In which the antibody-drug conjugate (ADC) PDL1V shrinks the tumors in my neck and buys me more time

In March I learned that the previous clinical trial I’d been on, petosemtamab, had stopped working, and the tumors in my neck were an average of 20% bigger: a lot of growth in an ominously small space. That news set off a furious, exhausting, consuming effort to find the next clinical trial; pick the right one, and I’d get more time with Bess. Pick wrong, and die. The eventual answer was PDL1V, a Seagen-Pfizer antibody-drug conjugate (ADC) that has caused and is causing a lot of side effects—but it’s also working. On April 4 and 5 I got CT scans to qualify for the PDL1V trial, and the CT scans were ugly: the radiologist reported “Progression of disease including tumor interval enlargement and increased extent” and found “enhancement” or “worsening” in every tumor, as well as some lymph nodes. Two large lumps grew from the left side of my neck and jaw. Every day, I felt worse, and headaches began in the last week of March or first week of April.
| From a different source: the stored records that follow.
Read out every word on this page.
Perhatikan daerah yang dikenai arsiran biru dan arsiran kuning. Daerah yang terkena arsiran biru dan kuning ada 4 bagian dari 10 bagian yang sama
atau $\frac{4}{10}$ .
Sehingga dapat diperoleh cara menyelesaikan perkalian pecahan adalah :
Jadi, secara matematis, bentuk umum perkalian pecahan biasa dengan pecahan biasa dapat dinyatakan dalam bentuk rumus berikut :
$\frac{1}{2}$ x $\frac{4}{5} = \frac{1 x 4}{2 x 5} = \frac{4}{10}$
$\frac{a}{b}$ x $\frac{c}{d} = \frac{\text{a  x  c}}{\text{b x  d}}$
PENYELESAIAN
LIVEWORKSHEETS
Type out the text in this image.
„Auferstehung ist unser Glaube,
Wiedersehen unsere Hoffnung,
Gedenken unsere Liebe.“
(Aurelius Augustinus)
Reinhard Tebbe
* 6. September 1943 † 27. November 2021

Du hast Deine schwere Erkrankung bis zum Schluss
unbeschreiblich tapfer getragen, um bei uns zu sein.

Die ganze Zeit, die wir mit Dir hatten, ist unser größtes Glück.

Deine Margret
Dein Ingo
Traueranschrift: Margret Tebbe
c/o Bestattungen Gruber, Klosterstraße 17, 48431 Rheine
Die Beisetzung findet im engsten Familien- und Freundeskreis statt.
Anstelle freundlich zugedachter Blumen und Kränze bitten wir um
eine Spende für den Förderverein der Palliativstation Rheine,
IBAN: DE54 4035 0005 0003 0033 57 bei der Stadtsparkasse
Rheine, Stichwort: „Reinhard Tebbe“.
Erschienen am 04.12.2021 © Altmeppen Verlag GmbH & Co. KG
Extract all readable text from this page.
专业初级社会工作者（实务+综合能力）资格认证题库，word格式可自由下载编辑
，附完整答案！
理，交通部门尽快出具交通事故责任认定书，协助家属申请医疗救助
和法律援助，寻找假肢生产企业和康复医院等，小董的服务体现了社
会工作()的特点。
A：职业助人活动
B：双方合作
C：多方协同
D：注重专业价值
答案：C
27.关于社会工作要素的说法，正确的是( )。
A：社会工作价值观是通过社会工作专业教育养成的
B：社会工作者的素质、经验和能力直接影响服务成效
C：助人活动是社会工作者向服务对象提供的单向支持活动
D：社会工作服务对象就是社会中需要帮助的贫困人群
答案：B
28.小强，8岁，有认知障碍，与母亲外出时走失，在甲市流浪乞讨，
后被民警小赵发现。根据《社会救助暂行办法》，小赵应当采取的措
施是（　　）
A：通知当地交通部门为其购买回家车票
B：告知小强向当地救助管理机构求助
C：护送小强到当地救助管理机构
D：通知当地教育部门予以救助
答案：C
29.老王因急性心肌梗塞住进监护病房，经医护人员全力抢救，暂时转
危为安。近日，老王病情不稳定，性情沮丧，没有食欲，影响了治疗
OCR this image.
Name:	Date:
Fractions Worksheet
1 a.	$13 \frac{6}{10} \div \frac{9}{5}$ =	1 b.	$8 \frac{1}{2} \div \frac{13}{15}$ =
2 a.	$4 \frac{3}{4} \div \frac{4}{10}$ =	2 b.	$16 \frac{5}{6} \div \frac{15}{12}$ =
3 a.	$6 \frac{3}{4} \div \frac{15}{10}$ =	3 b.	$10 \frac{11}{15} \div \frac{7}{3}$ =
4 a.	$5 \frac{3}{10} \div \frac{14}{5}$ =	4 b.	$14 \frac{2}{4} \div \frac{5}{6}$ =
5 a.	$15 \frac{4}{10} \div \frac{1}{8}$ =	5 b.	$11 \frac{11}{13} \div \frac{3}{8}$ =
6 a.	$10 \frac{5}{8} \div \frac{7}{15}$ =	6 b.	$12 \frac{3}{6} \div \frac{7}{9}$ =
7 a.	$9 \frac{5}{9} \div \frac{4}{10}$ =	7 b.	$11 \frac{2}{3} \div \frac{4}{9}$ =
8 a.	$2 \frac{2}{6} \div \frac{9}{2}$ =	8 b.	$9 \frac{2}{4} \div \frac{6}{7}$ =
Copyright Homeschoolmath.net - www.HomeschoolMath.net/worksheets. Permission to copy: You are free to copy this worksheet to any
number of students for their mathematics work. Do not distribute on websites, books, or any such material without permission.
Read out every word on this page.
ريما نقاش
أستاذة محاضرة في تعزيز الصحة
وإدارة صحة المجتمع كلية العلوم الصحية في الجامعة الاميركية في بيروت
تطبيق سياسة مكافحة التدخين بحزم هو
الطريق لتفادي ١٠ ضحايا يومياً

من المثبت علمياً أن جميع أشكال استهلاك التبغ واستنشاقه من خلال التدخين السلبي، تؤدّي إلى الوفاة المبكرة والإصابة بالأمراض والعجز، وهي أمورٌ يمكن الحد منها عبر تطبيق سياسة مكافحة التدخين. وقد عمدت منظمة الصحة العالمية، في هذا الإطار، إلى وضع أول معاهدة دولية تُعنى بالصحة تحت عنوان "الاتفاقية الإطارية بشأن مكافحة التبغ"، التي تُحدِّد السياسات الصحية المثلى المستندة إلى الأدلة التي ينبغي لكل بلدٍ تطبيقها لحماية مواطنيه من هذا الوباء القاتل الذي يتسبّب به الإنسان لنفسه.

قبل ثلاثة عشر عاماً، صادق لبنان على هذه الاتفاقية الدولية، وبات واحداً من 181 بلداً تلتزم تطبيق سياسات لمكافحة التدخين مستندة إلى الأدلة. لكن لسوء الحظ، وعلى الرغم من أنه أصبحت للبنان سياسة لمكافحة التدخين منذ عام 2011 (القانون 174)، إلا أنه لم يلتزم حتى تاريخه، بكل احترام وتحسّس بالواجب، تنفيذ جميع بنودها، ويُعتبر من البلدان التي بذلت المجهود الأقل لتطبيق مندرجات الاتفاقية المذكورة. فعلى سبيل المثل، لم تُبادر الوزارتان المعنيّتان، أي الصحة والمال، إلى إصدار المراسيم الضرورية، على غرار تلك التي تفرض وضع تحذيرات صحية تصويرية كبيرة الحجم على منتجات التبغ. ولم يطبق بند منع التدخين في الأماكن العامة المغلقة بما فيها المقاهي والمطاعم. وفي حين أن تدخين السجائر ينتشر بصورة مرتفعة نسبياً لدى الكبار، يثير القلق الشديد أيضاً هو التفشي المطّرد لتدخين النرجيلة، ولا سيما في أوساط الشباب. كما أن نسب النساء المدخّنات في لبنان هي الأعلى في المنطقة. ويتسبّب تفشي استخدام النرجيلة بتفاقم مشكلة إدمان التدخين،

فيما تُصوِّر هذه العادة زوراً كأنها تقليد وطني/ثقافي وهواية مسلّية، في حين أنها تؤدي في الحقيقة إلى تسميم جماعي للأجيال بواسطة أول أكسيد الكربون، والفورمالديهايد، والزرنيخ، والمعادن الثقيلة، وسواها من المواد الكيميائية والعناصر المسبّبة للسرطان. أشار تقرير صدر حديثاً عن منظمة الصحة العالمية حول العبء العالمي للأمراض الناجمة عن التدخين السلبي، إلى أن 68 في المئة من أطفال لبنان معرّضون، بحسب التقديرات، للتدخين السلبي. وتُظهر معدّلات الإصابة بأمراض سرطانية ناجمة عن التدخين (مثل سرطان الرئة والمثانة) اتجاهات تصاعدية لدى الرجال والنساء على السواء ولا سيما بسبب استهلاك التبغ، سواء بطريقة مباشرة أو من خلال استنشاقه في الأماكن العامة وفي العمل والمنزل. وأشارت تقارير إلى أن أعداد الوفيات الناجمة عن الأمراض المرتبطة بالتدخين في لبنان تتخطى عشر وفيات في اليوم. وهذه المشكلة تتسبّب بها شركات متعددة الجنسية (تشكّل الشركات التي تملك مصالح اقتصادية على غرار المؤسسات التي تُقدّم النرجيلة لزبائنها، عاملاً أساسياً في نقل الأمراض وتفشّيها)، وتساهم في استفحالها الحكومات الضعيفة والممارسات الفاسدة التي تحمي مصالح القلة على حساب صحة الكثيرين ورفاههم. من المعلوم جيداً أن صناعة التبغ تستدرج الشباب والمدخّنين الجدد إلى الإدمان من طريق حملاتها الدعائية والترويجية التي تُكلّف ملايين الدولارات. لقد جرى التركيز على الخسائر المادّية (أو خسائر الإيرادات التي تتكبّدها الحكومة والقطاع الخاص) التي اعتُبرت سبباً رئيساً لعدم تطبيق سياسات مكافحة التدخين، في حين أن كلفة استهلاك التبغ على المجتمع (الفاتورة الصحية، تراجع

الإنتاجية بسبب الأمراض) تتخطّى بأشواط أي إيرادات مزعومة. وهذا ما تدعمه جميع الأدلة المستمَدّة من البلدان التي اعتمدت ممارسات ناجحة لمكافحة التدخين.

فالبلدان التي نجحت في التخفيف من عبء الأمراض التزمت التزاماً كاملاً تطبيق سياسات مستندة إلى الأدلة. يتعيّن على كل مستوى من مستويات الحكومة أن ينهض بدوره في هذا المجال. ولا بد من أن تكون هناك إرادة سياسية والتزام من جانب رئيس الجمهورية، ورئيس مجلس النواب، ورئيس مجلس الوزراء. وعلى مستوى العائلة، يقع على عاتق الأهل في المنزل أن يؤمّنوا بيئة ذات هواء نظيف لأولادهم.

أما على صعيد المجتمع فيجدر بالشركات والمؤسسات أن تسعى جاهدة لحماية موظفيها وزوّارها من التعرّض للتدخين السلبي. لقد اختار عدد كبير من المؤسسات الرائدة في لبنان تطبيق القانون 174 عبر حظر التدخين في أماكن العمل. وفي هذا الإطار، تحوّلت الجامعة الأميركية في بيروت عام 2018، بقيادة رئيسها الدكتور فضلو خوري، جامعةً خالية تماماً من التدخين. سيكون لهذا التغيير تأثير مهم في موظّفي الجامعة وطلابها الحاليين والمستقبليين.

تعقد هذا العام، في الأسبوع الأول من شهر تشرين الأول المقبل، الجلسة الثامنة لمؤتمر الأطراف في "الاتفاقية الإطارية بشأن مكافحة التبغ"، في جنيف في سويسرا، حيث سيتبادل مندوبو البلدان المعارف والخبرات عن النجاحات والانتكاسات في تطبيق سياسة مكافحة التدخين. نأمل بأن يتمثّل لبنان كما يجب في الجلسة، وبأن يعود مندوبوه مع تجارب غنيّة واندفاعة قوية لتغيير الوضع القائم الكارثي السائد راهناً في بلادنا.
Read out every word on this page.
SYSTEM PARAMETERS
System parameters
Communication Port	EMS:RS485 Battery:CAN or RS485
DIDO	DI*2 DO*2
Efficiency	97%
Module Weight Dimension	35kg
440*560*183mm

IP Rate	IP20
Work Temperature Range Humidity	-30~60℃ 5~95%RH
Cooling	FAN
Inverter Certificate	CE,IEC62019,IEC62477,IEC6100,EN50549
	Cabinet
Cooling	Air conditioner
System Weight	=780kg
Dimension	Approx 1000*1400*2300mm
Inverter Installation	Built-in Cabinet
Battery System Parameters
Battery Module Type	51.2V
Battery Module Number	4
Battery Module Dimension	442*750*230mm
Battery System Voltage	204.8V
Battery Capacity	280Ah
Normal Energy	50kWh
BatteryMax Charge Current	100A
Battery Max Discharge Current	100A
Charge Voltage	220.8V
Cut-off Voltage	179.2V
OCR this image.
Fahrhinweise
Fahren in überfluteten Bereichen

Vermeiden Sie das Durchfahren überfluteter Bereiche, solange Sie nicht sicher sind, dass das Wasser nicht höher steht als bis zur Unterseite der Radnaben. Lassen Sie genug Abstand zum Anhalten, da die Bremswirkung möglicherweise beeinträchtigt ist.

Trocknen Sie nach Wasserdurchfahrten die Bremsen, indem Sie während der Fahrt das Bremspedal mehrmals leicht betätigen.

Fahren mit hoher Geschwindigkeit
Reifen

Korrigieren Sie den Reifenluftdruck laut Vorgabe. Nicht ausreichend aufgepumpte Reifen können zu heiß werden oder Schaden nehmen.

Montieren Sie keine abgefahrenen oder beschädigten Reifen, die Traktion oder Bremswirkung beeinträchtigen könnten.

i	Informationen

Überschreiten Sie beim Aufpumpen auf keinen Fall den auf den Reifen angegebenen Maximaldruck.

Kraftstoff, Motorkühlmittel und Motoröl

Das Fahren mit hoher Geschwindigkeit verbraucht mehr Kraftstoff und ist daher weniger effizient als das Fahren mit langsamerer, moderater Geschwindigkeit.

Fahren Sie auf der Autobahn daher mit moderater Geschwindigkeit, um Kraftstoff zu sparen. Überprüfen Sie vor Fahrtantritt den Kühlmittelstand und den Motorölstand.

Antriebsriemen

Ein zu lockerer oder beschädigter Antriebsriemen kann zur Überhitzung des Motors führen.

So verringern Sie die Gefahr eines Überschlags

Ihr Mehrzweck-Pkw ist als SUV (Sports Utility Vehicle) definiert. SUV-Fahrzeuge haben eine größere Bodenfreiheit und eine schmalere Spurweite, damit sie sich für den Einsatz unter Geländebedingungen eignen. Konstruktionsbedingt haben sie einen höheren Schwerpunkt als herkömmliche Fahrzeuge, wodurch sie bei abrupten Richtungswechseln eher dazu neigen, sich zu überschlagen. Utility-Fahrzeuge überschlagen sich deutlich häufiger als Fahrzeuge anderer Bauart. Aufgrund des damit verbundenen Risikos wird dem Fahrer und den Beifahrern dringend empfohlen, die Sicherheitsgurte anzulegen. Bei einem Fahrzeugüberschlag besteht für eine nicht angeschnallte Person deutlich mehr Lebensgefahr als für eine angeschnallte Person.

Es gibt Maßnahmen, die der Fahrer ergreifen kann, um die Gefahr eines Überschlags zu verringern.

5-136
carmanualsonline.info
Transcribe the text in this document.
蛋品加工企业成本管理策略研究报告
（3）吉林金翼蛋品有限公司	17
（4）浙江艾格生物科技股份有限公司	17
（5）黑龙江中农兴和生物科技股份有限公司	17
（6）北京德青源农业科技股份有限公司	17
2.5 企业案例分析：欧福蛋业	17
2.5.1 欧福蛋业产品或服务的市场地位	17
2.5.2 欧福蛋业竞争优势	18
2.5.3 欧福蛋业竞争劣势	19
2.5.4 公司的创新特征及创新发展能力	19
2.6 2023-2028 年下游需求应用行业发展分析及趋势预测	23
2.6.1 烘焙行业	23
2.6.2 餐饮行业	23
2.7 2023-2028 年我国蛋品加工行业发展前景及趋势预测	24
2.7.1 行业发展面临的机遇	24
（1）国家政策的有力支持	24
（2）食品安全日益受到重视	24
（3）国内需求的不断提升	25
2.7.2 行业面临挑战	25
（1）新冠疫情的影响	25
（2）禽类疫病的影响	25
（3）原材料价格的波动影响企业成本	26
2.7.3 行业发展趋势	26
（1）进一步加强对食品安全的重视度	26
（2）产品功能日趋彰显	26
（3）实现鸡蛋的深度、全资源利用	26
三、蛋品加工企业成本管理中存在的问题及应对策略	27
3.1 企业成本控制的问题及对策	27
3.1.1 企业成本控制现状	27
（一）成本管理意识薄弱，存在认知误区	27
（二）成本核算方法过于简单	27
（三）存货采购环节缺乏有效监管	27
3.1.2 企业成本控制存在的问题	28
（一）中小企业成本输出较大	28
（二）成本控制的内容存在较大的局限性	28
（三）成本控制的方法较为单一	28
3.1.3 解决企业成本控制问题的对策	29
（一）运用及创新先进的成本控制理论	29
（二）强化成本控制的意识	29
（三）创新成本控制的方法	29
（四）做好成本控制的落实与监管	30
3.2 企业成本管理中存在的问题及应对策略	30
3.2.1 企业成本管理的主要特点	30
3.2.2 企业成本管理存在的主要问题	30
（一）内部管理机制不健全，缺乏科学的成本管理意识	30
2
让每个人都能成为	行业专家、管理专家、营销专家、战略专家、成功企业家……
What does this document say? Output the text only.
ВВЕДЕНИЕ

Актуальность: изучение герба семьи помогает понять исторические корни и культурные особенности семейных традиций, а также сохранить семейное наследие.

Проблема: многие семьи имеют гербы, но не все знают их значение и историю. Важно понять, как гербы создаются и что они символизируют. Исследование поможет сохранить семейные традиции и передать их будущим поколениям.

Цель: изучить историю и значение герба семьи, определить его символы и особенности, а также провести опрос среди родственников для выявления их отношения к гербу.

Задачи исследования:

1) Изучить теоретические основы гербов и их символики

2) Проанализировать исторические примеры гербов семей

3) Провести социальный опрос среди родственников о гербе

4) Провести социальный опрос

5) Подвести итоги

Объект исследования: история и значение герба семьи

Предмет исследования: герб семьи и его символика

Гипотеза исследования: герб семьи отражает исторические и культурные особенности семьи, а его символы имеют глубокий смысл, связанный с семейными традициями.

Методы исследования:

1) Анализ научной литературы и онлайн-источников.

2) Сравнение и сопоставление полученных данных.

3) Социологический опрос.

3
I wasn’t sure whether I’d make it to the next treatment. In mid-March, Bess and I debated whether I should get a round of systemic chemotherapy in order to increase the probability of me living long enough to reach the next treatment. PDL1V, however, requires no more than two previous lines of systemic therapy, and we learned that Seagen-Pfizer would consider an extra round of chemo, even the same chemo that I received in August and September 2023, as a new “line” of therapy—rendering me ineligible for PDL1V.